“I am going back to be demon to my pastor,” the letter went on, “to lead him—not astray, I trust, but back to health. Please keep all this in absolute confidence, for I have not given even a hint of it to my uncle. Whenever you visit the States, be sure to come and visit me, for no one will be more welcome from the Old Country than yourself.
“By-the-bye, dear friend, apropos of your remark anent the presence of a woman to make tea for you, keep the subject well before yourself, and when you see the lady who can really satisfy all your ideals, propose quickly, secure her, and—happy thought—do America by way of a honey-moon, and come and see me.
“Yours most sincerely,
“Madge Finisterre.”
He smiled as he laid down the letter. For a moment all the bright, piquant personality of the writer filled his vision. Then, with a swiftness and completeness that was almost startling, her face vanished from his mental picturing, and Zillah Robart, in all her radiant loveliness, took the place in his thought and vision.
For a brief while he was absorbed in his new vision. The sudden entrance of Ralph Bastin dispelled his dreaming.

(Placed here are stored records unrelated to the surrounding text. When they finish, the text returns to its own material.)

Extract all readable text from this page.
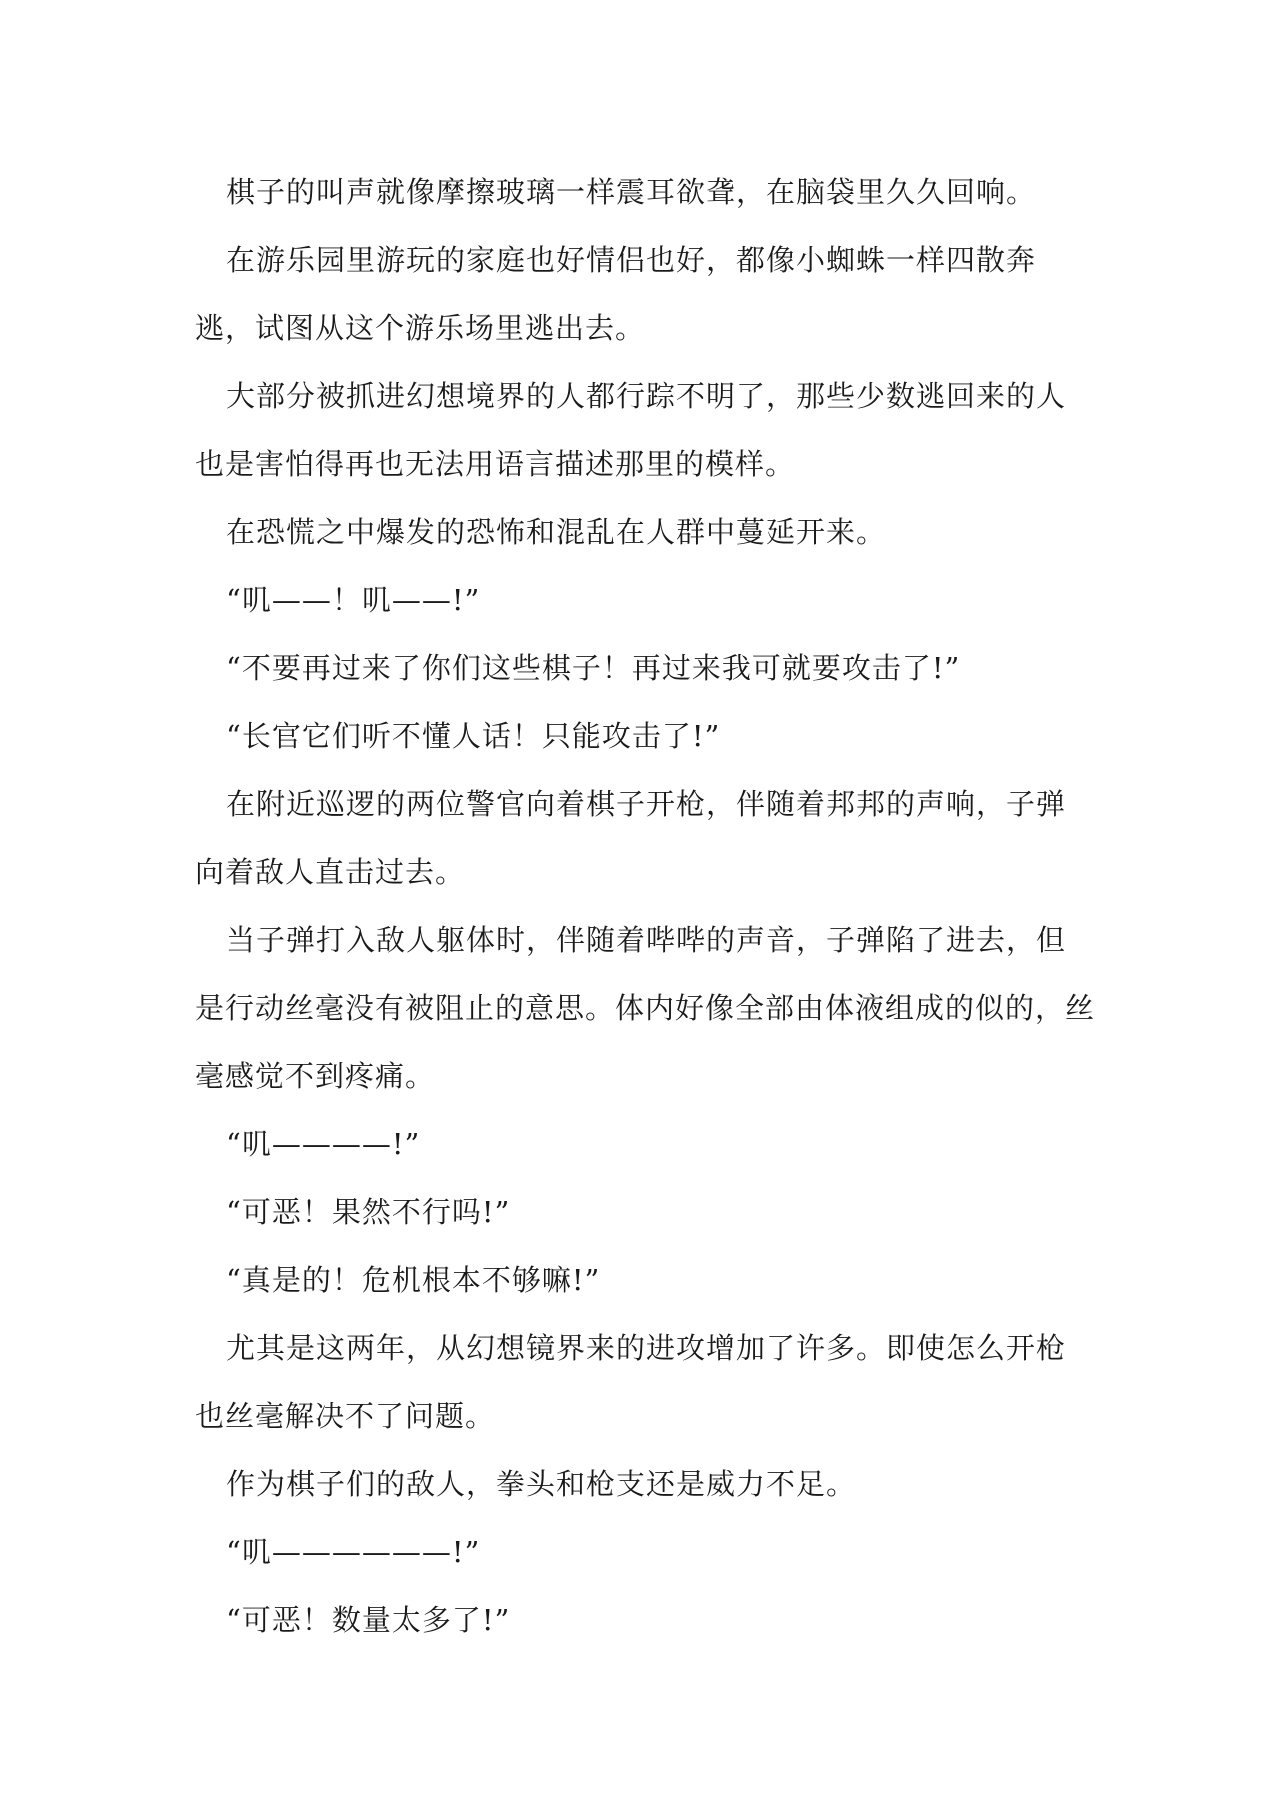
棋子的叫声就像摩擦玻璃一样震耳欲聋，在脑袋里久久回响。

在游乐园里游玩的家庭也好情侣也好，都像小蜘蛛一样四散奔逃，试图从这个游乐场里逃出去。

大部分被抓进幻想境界的人都行踪不明了，那些少数逃回来的人也是害怕得再也无法用语言描述那里的模样。

在恐慌之中爆发的恐怖和混乱在人群中蔓延开来。

“叽——！叽——!”

“不要再过来了你们这些棋子！再过来我可就要攻击了!”

“长官它们听不懂人话！只能攻击了!”

在附近巡逻的两位警官向着棋子开枪，伴随着邦邦的声响，子弹向着敌人直击过去。

当子弹打入敌人躯体时，伴随着哔哔的声音，子弹陷了进去，但是行动丝毫没有被阻止的意思。体内好像全部由体液组成的似的，丝毫感觉不到疼痛。

“叽————!”

“可恶！果然不行吗!”

“真是的！危机根本不够嘛!”

尤其是这两年，从幻想镜界来的进攻增加了许多。即使怎么开枪也丝毫解决不了问题。

作为棋子们的敌人，拳头和枪支还是威力不足。

“叽——————!”

“可恶！数量太多了!”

After a few moments’ talk, Bastin cried, quite excitedly, “I say, Tom, those pars of yours about the Jews are the talk of all London—our London, I mean, of course.”
Without breaking the confidence reposed in him by Cohen, Tom Hammond told his friend what he had recently discovered as to the Jewish work on the materials for the New Temple.
“That’s strange, Tom,” returned Bastin. “I dropped in now as much as anything to tell you that last night I met Dolly Anstruther—you remember her, don’t you?—the little Yorkshire girl that was learning sculpture when we were staying at Paris with Montmarte.
“She has just come back from Italy, where she has been three years. She told me how startled she was to hear from several sources about this New Temple business. She said she visited a very large studio in Milan, and saw the most magnificent pillar she had ever seen. She asked the great artist what it was for, and he said, ‘It is a pillar for the New Temple at Jerusalem.’